Most books appeal to some kind of common denominator of person that would read it. But TUB has no common denominator that is the same as any other book. It's equally relevant to every tradition and religion. It shamelessly proclaims truths in a matter of fact sense as if there was never really any doubting them, then it goes on to answer the questions raised by such proclamations before you even realize it's a question you had. It feels like it's reading your mind and saying "Rest easy child, I've got this."
It denounces all of the least important doctrines of Christianity to me and strengthens the most important and central doctrines that have made Christianity a reliable religion for my life.
I've read Mary Baker Eddy, I've read the book of Mormon, I've read the apocrypha and the pseudepigrapha. I've been to four years of Bible college. I've studied the Talmud. I've ingested the origin, source, and apoligetics defending the writings of the New Testament and the received canon. I've studied western and eastern philosophy from Confucius to Aristotle to Sartre. I've read Calvin and Wesley. I've visited dozens of kinds of churches and studied their worship services. I know all of the ways the new testament can be days to fulfill the old covenant. I know more of the Bible by heart than is even useful to me.
Yet in spite of all of this, I have never in my entire life read or studied a more cogent, complete, or full example of the best of human religion, philosophy, science, and history, brought into one work, while simultaneously giving a plausible explanation for a universe of universes that is more vast, enthralling, full and satisfying than any revealed religion has ever come close to.
I will admit that I wish there was more clarity as to the genesis of the Book. It's difficult to accept another new revelation when I can't even analyze the source because it all happened in a private room with only 150 other people who I don't know and never will.

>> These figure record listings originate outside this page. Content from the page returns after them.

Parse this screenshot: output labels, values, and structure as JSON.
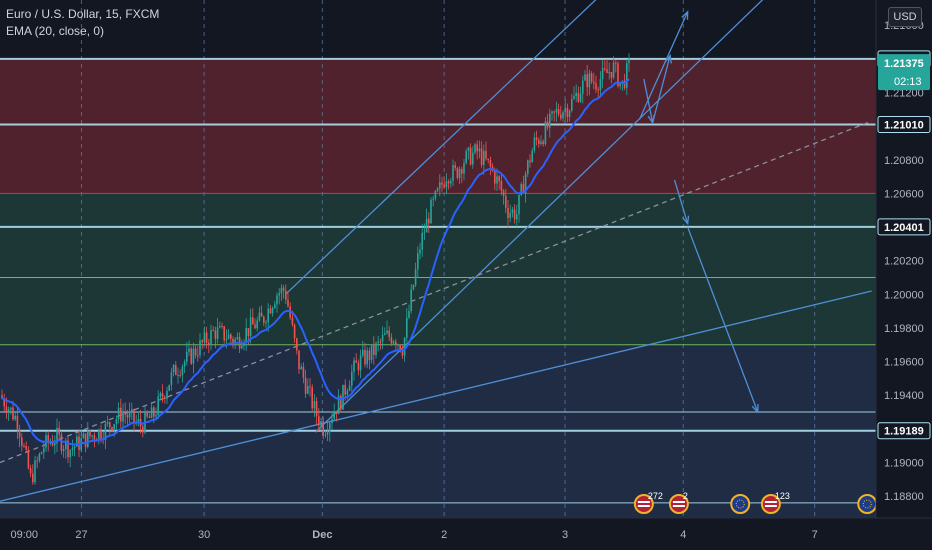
{
  "legend": {
    "symbol": "Euro / U.S. Dollar, 15, FXCM",
    "indicator": "EMA (20, close, 0)"
  },
  "currency_button": "USD",
  "countdown": "02:13",
  "colors": {
    "background": "#131722",
    "red_zone": "#5a2430",
    "green_zone": "#1f3d38",
    "blue_zone": "#22304a",
    "candle_up": "#26a69a",
    "candle_down": "#ef5350",
    "ema": "#2962ff",
    "trendline": "#4f8fd6",
    "level_line": "#aee0f2",
    "red_line": "#e03c3c",
    "green_line": "#79c36a",
    "price_badge": "#26a69a"
  },
  "events": [
    {
      "id": "ev1",
      "icon": "us-flag-icon",
      "count": "272"
    },
    {
      "id": "ev2",
      "icon": "us-flag-icon",
      "count": "2"
    },
    {
      "id": "ev3",
      "icon": "eu-flag-icon",
      "count": ""
    },
    {
      "id": "ev4",
      "icon": "us-flag-icon",
      "count": "123"
    },
    {
      "id": "ev5",
      "icon": "eu-flag-icon",
      "count": ""
    }
  ],
  "chart_data": {
    "type": "candlestick",
    "ylim": [
      1.1867,
      1.2175
    ],
    "y_ticks": [
      "1.21600",
      "1.21400",
      "1.21200",
      "1.20800",
      "1.20600",
      "1.20200",
      "1.20000",
      "1.19800",
      "1.19600",
      "1.19400",
      "1.19000",
      "1.18800"
    ],
    "x_ticks": [
      "09:00",
      "27",
      "30",
      "Dec",
      "2",
      "3",
      "4",
      "7"
    ],
    "current_price": 1.21375,
    "levels": [
      {
        "value": 1.214,
        "label": "1.21400",
        "kind": "resistance"
      },
      {
        "value": 1.2101,
        "label": "1.21010",
        "kind": "resistance"
      },
      {
        "value": 1.206,
        "kind": "red"
      },
      {
        "value": 1.20401,
        "label": "1.20401",
        "kind": "support"
      },
      {
        "value": 1.201,
        "kind": "green"
      },
      {
        "value": 1.197,
        "kind": "green"
      },
      {
        "value": 1.193,
        "kind": "blue"
      },
      {
        "value": 1.19189,
        "label": "1.19189",
        "kind": "support"
      },
      {
        "value": 1.1876,
        "kind": "blue"
      }
    ],
    "zones": [
      {
        "from": 1.214,
        "to": 1.206,
        "kind": "red"
      },
      {
        "from": 1.206,
        "to": 1.197,
        "kind": "green"
      },
      {
        "from": 1.197,
        "to": 1.184,
        "kind": "blue"
      }
    ],
    "price_path": [
      [
        0,
        1.194
      ],
      [
        0.02,
        1.1925
      ],
      [
        0.035,
        1.189
      ],
      [
        0.05,
        1.191
      ],
      [
        0.065,
        1.1915
      ],
      [
        0.08,
        1.1908
      ],
      [
        0.1,
        1.1915
      ],
      [
        0.12,
        1.192
      ],
      [
        0.14,
        1.193
      ],
      [
        0.16,
        1.1922
      ],
      [
        0.175,
        1.1928
      ],
      [
        0.19,
        1.1945
      ],
      [
        0.2,
        1.1955
      ],
      [
        0.215,
        1.1962
      ],
      [
        0.23,
        1.197
      ],
      [
        0.245,
        1.1978
      ],
      [
        0.26,
        1.1975
      ],
      [
        0.27,
        1.1972
      ],
      [
        0.285,
        1.198
      ],
      [
        0.3,
        1.1985
      ],
      [
        0.315,
        1.2
      ],
      [
        0.325,
        1.2003
      ],
      [
        0.33,
        1.199
      ],
      [
        0.34,
        1.196
      ],
      [
        0.35,
        1.1945
      ],
      [
        0.36,
        1.193
      ],
      [
        0.37,
        1.192
      ],
      [
        0.38,
        1.193
      ],
      [
        0.39,
        1.1938
      ],
      [
        0.4,
        1.1952
      ],
      [
        0.41,
        1.196
      ],
      [
        0.425,
        1.1965
      ],
      [
        0.44,
        1.1975
      ],
      [
        0.45,
        1.1975
      ],
      [
        0.46,
        1.1968
      ],
      [
        0.47,
        1.2
      ],
      [
        0.48,
        1.203
      ],
      [
        0.49,
        1.2048
      ],
      [
        0.5,
        1.206
      ],
      [
        0.51,
        1.2072
      ],
      [
        0.52,
        1.2072
      ],
      [
        0.53,
        1.208
      ],
      [
        0.545,
        1.2085
      ],
      [
        0.56,
        1.2075
      ],
      [
        0.57,
        1.2065
      ],
      [
        0.58,
        1.205
      ],
      [
        0.59,
        1.2048
      ],
      [
        0.6,
        1.2072
      ],
      [
        0.61,
        1.209
      ],
      [
        0.62,
        1.2095
      ],
      [
        0.635,
        1.2108
      ],
      [
        0.65,
        1.2112
      ],
      [
        0.66,
        1.212
      ],
      [
        0.67,
        1.2128
      ],
      [
        0.68,
        1.2126
      ],
      [
        0.69,
        1.213
      ],
      [
        0.7,
        1.2135
      ],
      [
        0.71,
        1.2124
      ],
      [
        0.72,
        1.2138
      ]
    ],
    "channel_lines": [
      {
        "x1": 0.326,
        "y1": 1.2,
        "x2": 0.7,
        "y2": 1.2185,
        "style": "solid"
      },
      {
        "x1": 0.36,
        "y1": 1.1918,
        "x2": 0.9,
        "y2": 1.219,
        "style": "solid"
      },
      {
        "x1": 0.0,
        "y1": 1.1877,
        "x2": 0.995,
        "y2": 1.2002,
        "style": "solid"
      },
      {
        "x1": 0.0,
        "y1": 1.19,
        "x2": 0.995,
        "y2": 1.2103,
        "style": "dashed"
      }
    ],
    "arrows": [
      {
        "x1": 0.73,
        "y1": 1.2104,
        "x2": 0.785,
        "y2": 1.2168
      },
      {
        "x1": 0.735,
        "y1": 1.2128,
        "x2": 0.745,
        "y2": 1.2102
      },
      {
        "x1": 0.745,
        "y1": 1.2102,
        "x2": 0.765,
        "y2": 1.2142
      },
      {
        "x1": 0.77,
        "y1": 1.2068,
        "x2": 0.785,
        "y2": 1.2042
      },
      {
        "x1": 0.785,
        "y1": 1.204,
        "x2": 0.865,
        "y2": 1.193
      }
    ]
  }
}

But the text speaks for itself. It's not the spiritual words in the physical book, but the spiritual book in the physical words. It stands alone there is no other book that has the same sense of life. Regardless of the origin, or of its minor scientific discrepancies, I can't deny what I've seen with my own eyes. And what I've seen with my own eyes is deeper than the ocean, wider than the earth, and greater than the worldviews that currently pervade.
Say what you will about the Urantia Book, but at the end of the day it's the most plausible and universally satisfying worldview in existence today. Perhaps my statement will be proven wrong in the next few years as I continue to study, but I highly doubt it. The best of the philosophers and worldviews I know of are merely apprentices to apprentices to understudies of The Urantia Book.
At risk of repeating myself, I'll say again that it takes the best aspects of Christian theology and reinterprets them while leaving the worst aspects of Christianity in particular and religion in general out.